Except for the fact that the vacation, spent in my favorite city on earth, was too short for my taste and I wasn't happy about coming home already. So I got a case of the blues and spent the first week home eating my face off and not walking, and just getting more and more morose as I ransacked the kitchen in search of the food that would make me happy again.

Only the thing is, there wasn't a food that was going to make me happy -- wait, let me rephrase that, because food IS happiness to me, I read cookbooks like they're novels for chrissakes, I write about food whenever I get the chance for hubby's magazine, I LIVE to cook for people! It's my happy place!

So, okay, the thing was, food wasn't the answer I was looking for last week. The answer, as I rediscovered last night at the gym, was exercise. I was scared to go back after a two week absence and was convinced that I'd be back at square one, unable to make it through more than 10 minutes of class. Happily, however, all my prior hard work had paid off and the class, while in no way easy, was not the pure hell I'd expected.
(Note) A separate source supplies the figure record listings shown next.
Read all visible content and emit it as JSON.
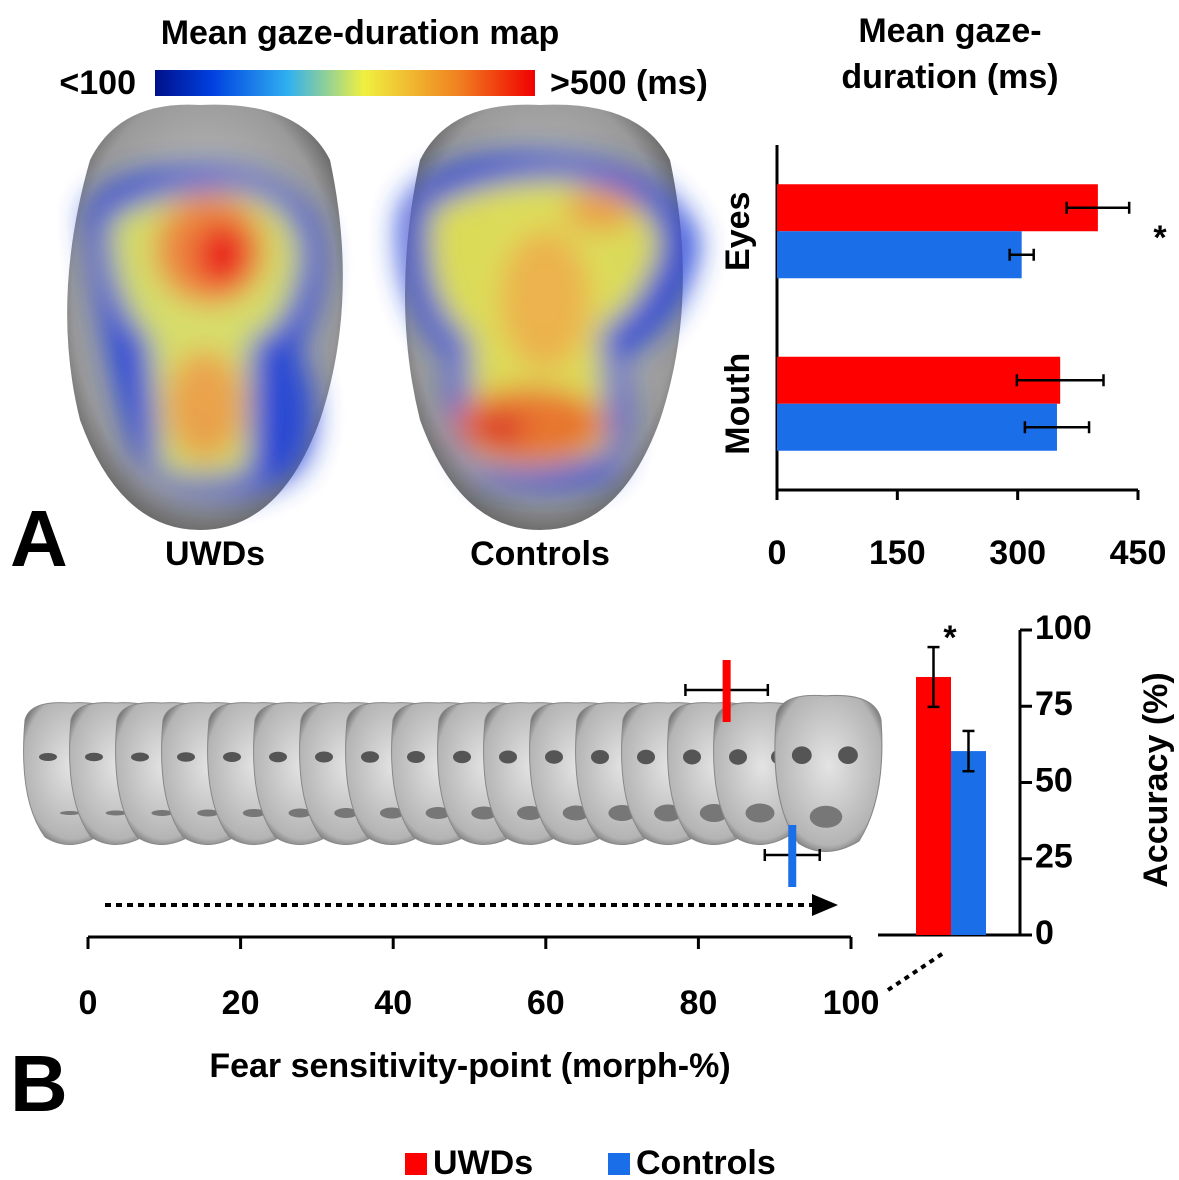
{
  "figure": {
    "panel_a": "A",
    "panel_b": "B",
    "heatmap_title": "Mean gaze-duration map",
    "colorbar_min": "<100",
    "colorbar_max": ">500 (ms)",
    "face_labels": [
      "UWDs",
      "Controls"
    ]
  },
  "chart_data": [
    {
      "type": "hbar",
      "title": "Mean gaze-duration (ms)",
      "categories": [
        "Eyes",
        "Mouth"
      ],
      "series": [
        {
          "name": "UWDs",
          "color": "#ff0000",
          "values": [
            400,
            353
          ],
          "errors": [
            39,
            54
          ]
        },
        {
          "name": "Controls",
          "color": "#1a6fe8",
          "values": [
            305,
            349
          ],
          "errors": [
            15,
            40
          ]
        }
      ],
      "xlim": [
        0,
        450
      ],
      "xticks": [
        0,
        150,
        300,
        450
      ],
      "annotations": [
        "*"
      ]
    },
    {
      "type": "strip",
      "xlabel": "Fear sensitivity-point (morph-%)",
      "series": [
        {
          "name": "UWDs",
          "color": "#ff0000",
          "values": [
            83.7
          ],
          "errors": [
            5.4
          ]
        },
        {
          "name": "Controls",
          "color": "#1a6fe8",
          "values": [
            92.3
          ],
          "errors": [
            3.6
          ]
        }
      ],
      "xlim": [
        0,
        100
      ],
      "xticks": [
        0,
        20,
        40,
        60,
        80,
        100
      ]
    },
    {
      "type": "bar",
      "ylabel": "Accuracy (%)",
      "series": [
        {
          "name": "UWDs",
          "color": "#ff0000",
          "values": [
            84.6
          ],
          "errors": [
            9.8
          ]
        },
        {
          "name": "Controls",
          "color": "#1a6fe8",
          "values": [
            60.3
          ],
          "errors": [
            6.6
          ]
        }
      ],
      "ylim": [
        0,
        100
      ],
      "yticks": [
        0,
        25,
        50,
        75,
        100
      ],
      "annotations": [
        "*"
      ]
    }
  ]
}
I even managed to do 11 proper (read: on my toes, not my knees) push-ups without falling on my face at the end of it. But more importantly, I came home in a great mood and had a lovely evening at home before enjoying a deliciously full night of sleep. Not to wax too poetic or anything, but this morning dawned bright and hopeful and my day at work certainly went better than any last week, And the reason? Exercise.

It's clear that exercise will always have to be a part of my life, not only for physical health (I have another 66 lbs to lose to reach my goal weight) but also for my state of mind. Life is too short to be miserable and if something so simple can stave off the mean reds, then why not keep it up? Obviously, it's not the cure for all that can ail you, but it's one hell of a start.